Di Amerika Serikat tercatat sekitar 2 juta penderita asma yang mengunjungi Unit Gawat
Darurat setiap tahunnya, dan sekitar 500.000 penderita asma yang harus menjalani rawat inap,
dan sebagai peringkat ketiga penyebab rawat inap. Di satu sisi, dunia kedokteran dan farmasi
telah mencapai kemajuan yang sangat signifikan dalam pemahaman mengenai asma sebagai
penyakit. Namun ironisnya, dari sisi lain, meski berjuta-juta dollar telah dikeluarkan untuk
berbagai studi dan riset mengenai asma, nyatanya jumlah penderita baru asma di seluruh dunia
terus meningkat dari tahun ke tahun.

Penyakit asma sudah lama diketahui, namun saat ini pengobatan atau terapi yang diberikan
hanya untuk mengendalikan gejala (Sundaru, 2008). Asma merupakan penyakit yang tidak dapat
disembuhkan tapi dapat dikendalikan. Asma dapat dikendalikan dengan pengelolaan yang
dilakukan secara lengkap, tidak hanya dengan pemberian terapi farmakologis yaitu dengan cara
pemberian obat-obatan anti inflamasi tetapi juga menggunakan terapi nonfarmakologis yaitu
dengan cara mengontrol gejala asma (Sundaru 2008).

1
Pengontrolan terhadap gejala asma dapat dilakukan dengan cara menghindari allergen
pencetus asma, konsultasi asma dengan tim medis secara teratur, hidup sehat dengan asupan
nutrisi yang memadai, menghindari stres dan olahraga (Wong, 2003). Semua penatalaksanaan ini
bertujuan untuk mengurangi gejala asma dengan meningkatkan sistem imunitas (Siswantoyo,
2007; The Asthma Foundation of Victoria, 2002) dan memperlancar sistem respirasi (Suyoko,
1992).

Asma dapat diatasi dengan baik dan akan lebih sedikit mengalami gejala asma apabila
kondisi tubuhnya dalam keadaan sehat. Olahraga dan aktivitas merupakan hal penting untuk
membuat seseorang segar bugar dan sehat.
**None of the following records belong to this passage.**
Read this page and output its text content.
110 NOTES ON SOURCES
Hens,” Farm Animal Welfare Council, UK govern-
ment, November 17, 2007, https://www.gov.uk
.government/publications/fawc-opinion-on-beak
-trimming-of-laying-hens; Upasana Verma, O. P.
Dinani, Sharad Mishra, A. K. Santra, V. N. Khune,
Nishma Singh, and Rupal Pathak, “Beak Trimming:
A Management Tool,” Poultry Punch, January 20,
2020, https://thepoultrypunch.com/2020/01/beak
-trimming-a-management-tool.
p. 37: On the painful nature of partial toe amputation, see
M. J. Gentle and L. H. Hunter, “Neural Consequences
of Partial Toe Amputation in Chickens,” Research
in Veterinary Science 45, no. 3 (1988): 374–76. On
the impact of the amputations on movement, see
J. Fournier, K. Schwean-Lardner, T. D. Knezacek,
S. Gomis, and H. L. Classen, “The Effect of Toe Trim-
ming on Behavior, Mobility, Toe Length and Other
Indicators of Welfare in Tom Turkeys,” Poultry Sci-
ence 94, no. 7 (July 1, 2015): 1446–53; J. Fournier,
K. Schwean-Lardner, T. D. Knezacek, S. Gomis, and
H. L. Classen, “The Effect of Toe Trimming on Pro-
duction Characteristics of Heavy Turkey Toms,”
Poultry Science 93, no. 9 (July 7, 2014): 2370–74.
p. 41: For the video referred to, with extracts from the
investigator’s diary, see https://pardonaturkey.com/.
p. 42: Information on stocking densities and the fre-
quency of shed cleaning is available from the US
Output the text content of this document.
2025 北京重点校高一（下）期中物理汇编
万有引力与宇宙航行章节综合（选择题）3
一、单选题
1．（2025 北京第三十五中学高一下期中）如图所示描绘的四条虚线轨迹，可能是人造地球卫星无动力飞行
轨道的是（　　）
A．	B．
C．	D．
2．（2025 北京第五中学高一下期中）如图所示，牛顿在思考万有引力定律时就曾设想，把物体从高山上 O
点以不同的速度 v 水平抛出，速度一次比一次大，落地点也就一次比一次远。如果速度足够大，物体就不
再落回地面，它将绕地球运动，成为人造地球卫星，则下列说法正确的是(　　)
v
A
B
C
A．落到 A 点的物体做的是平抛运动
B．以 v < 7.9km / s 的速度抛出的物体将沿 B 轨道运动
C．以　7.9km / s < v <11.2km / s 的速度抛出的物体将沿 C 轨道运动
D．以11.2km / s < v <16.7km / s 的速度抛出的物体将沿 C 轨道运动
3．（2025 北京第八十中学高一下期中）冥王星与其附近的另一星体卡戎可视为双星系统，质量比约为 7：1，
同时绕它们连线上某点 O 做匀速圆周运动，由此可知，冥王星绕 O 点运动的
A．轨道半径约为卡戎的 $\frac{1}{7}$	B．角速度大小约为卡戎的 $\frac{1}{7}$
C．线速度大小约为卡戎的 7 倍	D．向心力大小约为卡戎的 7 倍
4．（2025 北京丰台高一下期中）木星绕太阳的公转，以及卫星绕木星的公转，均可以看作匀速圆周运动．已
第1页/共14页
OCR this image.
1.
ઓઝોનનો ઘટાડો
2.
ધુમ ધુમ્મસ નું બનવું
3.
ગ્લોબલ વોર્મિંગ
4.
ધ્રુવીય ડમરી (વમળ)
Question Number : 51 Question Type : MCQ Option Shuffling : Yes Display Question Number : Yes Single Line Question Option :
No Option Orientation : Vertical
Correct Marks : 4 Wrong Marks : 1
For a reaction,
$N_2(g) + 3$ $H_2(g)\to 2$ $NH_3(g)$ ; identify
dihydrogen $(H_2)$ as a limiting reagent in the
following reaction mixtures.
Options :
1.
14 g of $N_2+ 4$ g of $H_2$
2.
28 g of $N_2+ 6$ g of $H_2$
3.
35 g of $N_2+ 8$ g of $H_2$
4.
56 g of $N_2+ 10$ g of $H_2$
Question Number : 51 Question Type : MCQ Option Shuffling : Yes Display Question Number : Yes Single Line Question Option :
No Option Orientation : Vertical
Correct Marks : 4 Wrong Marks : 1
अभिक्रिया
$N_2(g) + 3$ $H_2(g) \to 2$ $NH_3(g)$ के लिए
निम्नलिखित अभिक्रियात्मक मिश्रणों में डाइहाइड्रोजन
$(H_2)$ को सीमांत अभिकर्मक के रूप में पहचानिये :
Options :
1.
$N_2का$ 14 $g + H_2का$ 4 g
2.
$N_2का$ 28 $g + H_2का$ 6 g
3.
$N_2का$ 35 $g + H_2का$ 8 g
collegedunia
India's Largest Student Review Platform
Melakukan olahraga merupakan bagian penanganan
asma yang baik (The Asthma Foundation of Victoria, 2002).

I.2 Rumusan Masalah

 Apa saja penyebab dan penatalaksanaanAsma


 Klasifikasi Asma

I.3 Tujuan Penulisan

 Untuk mengetahui apa saja penyebab-penyebab terjadinya serangan asma


 Untuk mengetahui bagaimana klasifikasi dari penyakit asma
 Untuk mengetahui bagaimana penanganan asma

2
BAB II
TINJAUAN PUSTAKA

II.1 PKRS
Promosi Kesehatan di Rumah Sakit untuk meningkatkan kemampuan pasien, klien dan
kelompok-kelompok masyarakat agar pasien dapat mandiri dalam mempercepat kesembuhan dan
rehabilitasnya. Klien dan kelompok masyarakat dapat mandiri dalam meningkatkan kesehatan,
mencegah masalah-masalah kesehatan dan mengembangkan upaya kesehatan bersumber daya
masyarakat.Melalui pembelajaran dari, oleh, untuk dan bersama mereka, sesuai social budaya
mereka serta didukung kebijakan public yang berwawasan kesehatan.
Tujuan PKRS adalah agar terciptanya masyarakat Rumah Sakit yang menerapkan perilaku
hidup bersih dan sehat melalui perubahan pengetahuan, sikap dan perilaku pasien atau klien
Rumah Sakit serta pemeliharaan lingkungan Rumah Sakit dan termanfaatkannya dengan baik
semua pelayanan yang disediakan Rumah Sakit.
Sasaran PKRS adalah masyarakat di Rumah Sakit yang terdiri dari petugas, pasien, keluarga
pasien, pengunjung dan masyarakat yang tinggal disekitar Rumah Sakit.

II.2 Penyakit Asma

Asma sendiri berasal dari kata asthma. Kata ini berasal dari bahasa Yunani yang memiliki
arti sulit bernafas. Penyakit asma dikenal karena adanya gejala sesak nafas, batuk, dan mengi
yang disebabkan oleh penyempitan saluran nafas. Atau dengan kata lain asma merupakan
peradangan atau pembengkakan saluran nafas yang reversibel sehingga menyebabkan
diproduksinya cairan kental yang berlebih (Prasetyo, 2010).
Asma merupakan penyakit inflamasi kronik saluran napas yang disebabkan oleh reaksi
hiperresponsif sel imun tubuh seperti mast sel, eosinophils, dan T-lymphocytes terhadap stimuli
tertentu dan menimbulkan gejala dyspnea, whizzing, dan batuk akibat obstruksi jalan napas yang
bersifat reversibel dan terjadi secara episodik berulang (Brunner & Suddarth, 2001).
Asma adalah penyakit radang kronis pada saluran pernafasan yang ditandai dengan
penyempitan saluran pernafasan yang dapat hilang dengan atau tanpa pengobatan akibat
peningkatan respon saluran pernafasan terhadap berbagai rangsangan.

3
Penderita penyakit asma biasanya memiliki saluran pernafasan yang sangat sensifit terhadap
sesuatu. Asma dapat terpicu misalnya terhadap udara dingin, debu, bulu binatang dan lain-lain
yang mengakibatkan saluran nafas yang sensitif menjadi menyempit dan menyebabkan jalan
keluar masuknya udara menjadi kurang lega. Penyakit ini bersifat sementara dan bisa menyerang
siapa saja baik itu orang dewasa maupun anak-anak.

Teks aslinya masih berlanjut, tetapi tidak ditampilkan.